I have a Snowflake table which includes addresses, state, first names and last names. I would like to get a query that shows me only the addresses where more than 1 individual with a different last name is present.
So for example, assume that I have
address | fname | lname |State
10 lake road| John | Smith |FL
10 lake road| Julie | Gallagher|FL
3 gator cove| Jack | Hoyt |FL
3 gator cove| Debra | Hoyt |FL
I would like the query to return only 1 row in that example: 10 lake road. Because it’s the only house where there is more than 1 unique last name present.
I am currently using
SELECT distinct a.address, a.fname, a.lname, a.state
FROM clients_addresses a
WHERE a.state = 'FL'
qualify count(1) over( partition by a.lname) > 1
order by a.address
However, this is just returning the addresses where there is more than 1 person, it doesn’t care if the last name is repeated. That’s what I’m trying to avoid.
I can’t quite understand where the query is going wrong. Snowflake doesn’t like using any distinct keyword after the initial select, and even if I use it, it only returns 1 occurrence of each address, but it’s still just addresses with more than 1 person, even if there was only 1 last name in the address.

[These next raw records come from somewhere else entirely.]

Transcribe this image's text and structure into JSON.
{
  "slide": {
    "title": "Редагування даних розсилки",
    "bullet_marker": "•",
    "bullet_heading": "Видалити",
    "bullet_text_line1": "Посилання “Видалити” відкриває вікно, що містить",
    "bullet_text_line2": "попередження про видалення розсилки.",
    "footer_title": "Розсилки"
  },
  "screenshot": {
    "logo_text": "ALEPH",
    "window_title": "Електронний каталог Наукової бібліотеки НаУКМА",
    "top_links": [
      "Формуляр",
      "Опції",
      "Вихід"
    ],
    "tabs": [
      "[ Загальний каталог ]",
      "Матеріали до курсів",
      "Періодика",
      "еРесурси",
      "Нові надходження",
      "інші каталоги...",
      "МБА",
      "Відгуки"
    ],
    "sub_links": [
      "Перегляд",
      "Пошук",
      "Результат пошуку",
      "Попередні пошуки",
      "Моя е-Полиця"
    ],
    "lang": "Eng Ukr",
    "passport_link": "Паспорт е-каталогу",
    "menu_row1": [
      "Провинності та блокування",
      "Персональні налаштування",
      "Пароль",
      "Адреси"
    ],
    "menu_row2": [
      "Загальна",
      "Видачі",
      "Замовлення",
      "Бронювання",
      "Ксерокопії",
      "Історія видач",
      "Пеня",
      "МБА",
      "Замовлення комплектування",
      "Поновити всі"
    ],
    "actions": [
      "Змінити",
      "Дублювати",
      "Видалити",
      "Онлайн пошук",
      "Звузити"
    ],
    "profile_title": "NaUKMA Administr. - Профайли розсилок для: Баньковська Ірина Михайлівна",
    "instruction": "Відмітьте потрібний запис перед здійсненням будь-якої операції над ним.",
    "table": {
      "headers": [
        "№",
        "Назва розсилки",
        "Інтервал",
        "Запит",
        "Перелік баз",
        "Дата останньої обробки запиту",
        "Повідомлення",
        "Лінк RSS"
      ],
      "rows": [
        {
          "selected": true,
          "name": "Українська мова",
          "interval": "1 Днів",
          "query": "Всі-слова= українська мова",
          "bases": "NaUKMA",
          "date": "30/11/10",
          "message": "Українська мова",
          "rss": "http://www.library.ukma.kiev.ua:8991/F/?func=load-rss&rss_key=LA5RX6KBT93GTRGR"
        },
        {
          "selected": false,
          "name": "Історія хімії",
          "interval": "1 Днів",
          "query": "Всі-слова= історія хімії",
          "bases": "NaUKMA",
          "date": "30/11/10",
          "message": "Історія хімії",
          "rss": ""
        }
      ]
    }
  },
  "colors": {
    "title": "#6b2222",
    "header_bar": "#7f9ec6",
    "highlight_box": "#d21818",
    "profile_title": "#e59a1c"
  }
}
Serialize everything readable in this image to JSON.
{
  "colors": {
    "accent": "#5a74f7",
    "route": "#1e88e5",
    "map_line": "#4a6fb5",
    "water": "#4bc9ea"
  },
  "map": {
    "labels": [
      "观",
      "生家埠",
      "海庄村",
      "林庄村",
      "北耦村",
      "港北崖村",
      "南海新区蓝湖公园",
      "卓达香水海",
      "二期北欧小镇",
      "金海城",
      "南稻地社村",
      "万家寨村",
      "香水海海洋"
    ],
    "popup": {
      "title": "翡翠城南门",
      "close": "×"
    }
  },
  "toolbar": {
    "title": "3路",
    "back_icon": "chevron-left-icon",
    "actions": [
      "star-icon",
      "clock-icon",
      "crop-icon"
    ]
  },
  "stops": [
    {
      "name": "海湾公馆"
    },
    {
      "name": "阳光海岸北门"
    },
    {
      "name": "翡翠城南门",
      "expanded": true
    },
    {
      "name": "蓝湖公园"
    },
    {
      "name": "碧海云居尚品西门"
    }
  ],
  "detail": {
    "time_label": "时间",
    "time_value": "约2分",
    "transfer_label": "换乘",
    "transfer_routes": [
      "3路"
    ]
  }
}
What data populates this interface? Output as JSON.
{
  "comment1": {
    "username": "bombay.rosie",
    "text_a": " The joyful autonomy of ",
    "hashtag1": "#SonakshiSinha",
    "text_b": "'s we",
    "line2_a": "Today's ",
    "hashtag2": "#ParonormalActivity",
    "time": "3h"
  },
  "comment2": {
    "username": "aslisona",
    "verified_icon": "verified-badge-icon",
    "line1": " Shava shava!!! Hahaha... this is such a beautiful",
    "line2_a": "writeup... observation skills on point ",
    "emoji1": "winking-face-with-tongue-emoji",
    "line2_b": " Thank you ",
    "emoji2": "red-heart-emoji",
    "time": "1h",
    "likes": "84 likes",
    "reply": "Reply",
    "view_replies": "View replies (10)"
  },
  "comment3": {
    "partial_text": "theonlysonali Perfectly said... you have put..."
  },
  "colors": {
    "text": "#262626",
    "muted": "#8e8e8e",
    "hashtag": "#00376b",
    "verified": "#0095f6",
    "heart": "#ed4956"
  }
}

It doesn’t need to involve the keyword “qualify”, I know Snowflake also accepts other things such as subselects that might help with this problem.
Advertisement
Answer
I would like the query to return only 1 row in that example: 10 lake road.
This sounds like aggregation:
SELECT a.address, count(*)
FROM clients_addresses a
WHERE a.state = 'FL'
GROUP BY a.address
HAVING COUNT(DISTINCT a.lname) > 1;
If you want the original rows (which is not what your question asks for), you can use:
SELECT a.*
FROM clients_addresses a
WHERE a.state = 'FL'
QUALITY COUNT(DISTINCT a.lname) OVER (PARTITION BY a.address) > 1;